In chapter 4.1 regarding SCID the authors should mention the recommendations and management of SCID patients, especially protective measures regarding feeding and housing which significantly reduce exposure to microorganisms therefore additionally impair colonization. As well as for other immune disorders mentioned if such recommendations (e.g. dietary) exist.

Specific comments:

Page 3, fig 1 (in both A and B panel) "B. Fragilis" should be "B. fragilis" (in italics),
Page 3, fig 1 (in B panel) secretory IgA should be abbreviated as "SIgA" according to current nomenclature
S-IgA and S-IgM are approved as abbreviations for secretory IgA and secretory IgM, respectively, to avoid confusion with surface immunoglobulins on B cells; accordingly, it is recommended that slg be used to refer to surface immunoglobulins. S also relates to "SC" as the abbreviation for secretory component, which is the distinctive feature of S-IgA (and S-IgM). A significant minority has expressed the view that the hyphenated forms (S-IgA and S-IgM) are unnecessary, and may choose to use unhyphenated forms (SIgA and SIgM).

Page 3, fig 1 description - in "(B) ... Bacteriodes Fragilis..." should be changed to "Bacteriodes fragilis" according to taxonomic nomenclature of species names the latter part should be in lower case (does not matter whether genus name is written in full or abbreviated).

full name of SFB on Page 3, fig 1 description "(B)" is in lower case and on page 3, lines 118-119 - "...Segmented Filamentous Bacteria..." is written in upper case. This needs to be unified throughout the text.

Page 4 line 140 consider using "commensal" instead of "symbiotic"

Page 5 line 196 "..., defined alpha diversity." consider changing to "defined by alpha diversity." or "as indicated by alpha diversity." for better readability of the sentence. And latter on I recommend defining the alpha diversity as a measure of diversity within community (in opposition to beta diversity as a measure of differences between communities) rather than providing the explanation how it is calculated.

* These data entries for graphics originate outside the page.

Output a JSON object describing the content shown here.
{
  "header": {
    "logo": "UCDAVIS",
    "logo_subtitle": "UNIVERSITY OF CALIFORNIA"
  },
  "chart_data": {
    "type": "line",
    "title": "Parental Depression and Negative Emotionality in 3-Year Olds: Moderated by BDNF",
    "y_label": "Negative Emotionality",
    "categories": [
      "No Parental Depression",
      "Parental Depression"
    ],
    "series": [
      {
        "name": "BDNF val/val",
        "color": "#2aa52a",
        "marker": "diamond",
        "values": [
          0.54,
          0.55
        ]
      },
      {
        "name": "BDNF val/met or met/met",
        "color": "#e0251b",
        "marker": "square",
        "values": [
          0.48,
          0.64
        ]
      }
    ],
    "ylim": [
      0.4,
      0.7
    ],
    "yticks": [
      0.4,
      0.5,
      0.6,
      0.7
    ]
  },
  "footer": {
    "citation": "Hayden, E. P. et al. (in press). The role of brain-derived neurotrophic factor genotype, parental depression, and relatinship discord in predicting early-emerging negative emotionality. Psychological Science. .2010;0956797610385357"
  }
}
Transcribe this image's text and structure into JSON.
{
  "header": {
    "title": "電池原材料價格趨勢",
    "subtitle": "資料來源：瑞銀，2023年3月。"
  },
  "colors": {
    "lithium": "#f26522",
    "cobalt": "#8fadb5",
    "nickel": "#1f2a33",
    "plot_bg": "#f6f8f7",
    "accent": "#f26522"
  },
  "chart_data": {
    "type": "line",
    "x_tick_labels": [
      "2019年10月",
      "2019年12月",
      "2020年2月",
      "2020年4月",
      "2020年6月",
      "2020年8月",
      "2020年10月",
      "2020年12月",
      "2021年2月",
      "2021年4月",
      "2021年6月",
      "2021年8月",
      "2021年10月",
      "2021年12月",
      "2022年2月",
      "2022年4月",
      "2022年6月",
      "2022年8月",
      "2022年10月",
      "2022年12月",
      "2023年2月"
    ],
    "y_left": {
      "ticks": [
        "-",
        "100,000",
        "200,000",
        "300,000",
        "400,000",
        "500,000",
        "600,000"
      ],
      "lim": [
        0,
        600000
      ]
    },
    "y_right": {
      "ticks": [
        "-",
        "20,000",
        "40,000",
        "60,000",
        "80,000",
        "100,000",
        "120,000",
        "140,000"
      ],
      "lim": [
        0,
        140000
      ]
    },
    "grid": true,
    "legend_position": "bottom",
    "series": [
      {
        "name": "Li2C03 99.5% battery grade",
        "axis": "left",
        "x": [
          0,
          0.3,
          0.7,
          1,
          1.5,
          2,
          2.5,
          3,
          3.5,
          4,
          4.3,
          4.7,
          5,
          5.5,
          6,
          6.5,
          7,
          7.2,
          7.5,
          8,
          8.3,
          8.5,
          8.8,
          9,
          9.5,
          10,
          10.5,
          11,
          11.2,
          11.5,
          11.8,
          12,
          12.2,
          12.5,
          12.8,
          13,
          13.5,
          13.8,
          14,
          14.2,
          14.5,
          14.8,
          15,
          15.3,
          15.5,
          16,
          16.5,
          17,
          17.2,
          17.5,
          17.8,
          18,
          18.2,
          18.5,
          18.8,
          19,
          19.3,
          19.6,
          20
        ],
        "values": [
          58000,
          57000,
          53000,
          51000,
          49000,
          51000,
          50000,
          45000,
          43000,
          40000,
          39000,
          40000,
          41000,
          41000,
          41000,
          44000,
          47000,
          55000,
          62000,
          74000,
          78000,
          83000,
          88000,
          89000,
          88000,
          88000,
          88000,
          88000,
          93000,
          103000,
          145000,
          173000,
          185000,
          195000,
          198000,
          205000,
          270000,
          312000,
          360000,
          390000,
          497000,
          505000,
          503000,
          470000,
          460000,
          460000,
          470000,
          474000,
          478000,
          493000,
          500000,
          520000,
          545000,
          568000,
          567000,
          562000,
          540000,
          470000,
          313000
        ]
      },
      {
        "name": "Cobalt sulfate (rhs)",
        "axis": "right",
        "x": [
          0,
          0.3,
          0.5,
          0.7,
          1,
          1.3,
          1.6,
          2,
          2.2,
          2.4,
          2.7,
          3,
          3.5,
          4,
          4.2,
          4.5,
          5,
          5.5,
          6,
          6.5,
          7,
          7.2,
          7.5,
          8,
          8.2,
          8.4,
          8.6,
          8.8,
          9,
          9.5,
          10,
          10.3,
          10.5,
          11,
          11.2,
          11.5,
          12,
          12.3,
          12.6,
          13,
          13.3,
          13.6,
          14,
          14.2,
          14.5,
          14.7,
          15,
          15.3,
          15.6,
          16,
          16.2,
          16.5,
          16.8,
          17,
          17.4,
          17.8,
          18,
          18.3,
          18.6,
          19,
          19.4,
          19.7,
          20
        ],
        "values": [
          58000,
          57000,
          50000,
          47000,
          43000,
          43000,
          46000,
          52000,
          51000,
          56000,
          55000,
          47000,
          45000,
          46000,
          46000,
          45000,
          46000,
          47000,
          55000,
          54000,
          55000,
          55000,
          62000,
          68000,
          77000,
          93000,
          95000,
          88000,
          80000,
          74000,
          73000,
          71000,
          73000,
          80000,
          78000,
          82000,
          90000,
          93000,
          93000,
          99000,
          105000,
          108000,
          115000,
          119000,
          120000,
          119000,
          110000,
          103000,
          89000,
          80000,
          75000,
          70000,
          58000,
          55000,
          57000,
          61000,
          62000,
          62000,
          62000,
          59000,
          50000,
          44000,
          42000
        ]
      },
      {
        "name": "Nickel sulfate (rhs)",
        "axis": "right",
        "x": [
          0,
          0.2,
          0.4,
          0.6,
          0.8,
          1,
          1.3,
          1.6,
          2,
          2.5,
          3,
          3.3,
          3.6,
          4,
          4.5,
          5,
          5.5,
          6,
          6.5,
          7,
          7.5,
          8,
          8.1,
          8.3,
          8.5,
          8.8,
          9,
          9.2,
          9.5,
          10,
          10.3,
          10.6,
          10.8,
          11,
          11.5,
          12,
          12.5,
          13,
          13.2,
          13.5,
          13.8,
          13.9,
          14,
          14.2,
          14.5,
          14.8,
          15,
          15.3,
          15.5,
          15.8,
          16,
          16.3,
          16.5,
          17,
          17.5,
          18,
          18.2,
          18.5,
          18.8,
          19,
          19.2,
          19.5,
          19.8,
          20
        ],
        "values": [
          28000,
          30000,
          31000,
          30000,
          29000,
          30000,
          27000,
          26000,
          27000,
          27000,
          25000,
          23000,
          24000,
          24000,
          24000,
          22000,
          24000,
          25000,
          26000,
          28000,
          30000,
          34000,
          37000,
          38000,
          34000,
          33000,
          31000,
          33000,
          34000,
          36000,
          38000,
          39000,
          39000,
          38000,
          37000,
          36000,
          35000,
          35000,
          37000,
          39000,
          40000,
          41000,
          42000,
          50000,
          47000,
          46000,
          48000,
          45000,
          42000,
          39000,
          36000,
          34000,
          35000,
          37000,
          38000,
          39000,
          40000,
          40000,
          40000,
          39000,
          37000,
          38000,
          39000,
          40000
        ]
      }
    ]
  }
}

Line 206 - "These mice presented with lower intestinal diversity..." make the sentence more clear rephrasing it and including that the diversity corresponds to intestinal microbiota composition as indicated by decreased alpha diversity measure. In present state it may look intriguing whether mice have any anatomical diversity regarding a part of intestine described as "lower" (as the differences in the anatomy of human and rodent GIT exist).

Line 244 - taxonomic (genus) names should italicized "...Lactobacillus and Bifidobacterium..."

Line 376 - "Actinobacteria" (phylum) name should be in italics

Line 377 - "spp." in regular font (not italics)

Line 377 - "Firmicutes" (phylum) name should be in italics

Line 378 - "Proteobacteria" (phylum) name should be in italics

Author Response

We thank the Reviewer for the positive comment. We agree with all the suggestions and we modified the manuscript accordingly.

In particular, please see lines:

- 146-147

- 172-174

- 189-194: as suggested, we added the concept of “wildling” mice

- 226-228

Moreover, we modified the figure and we corrected all the terms as suggested.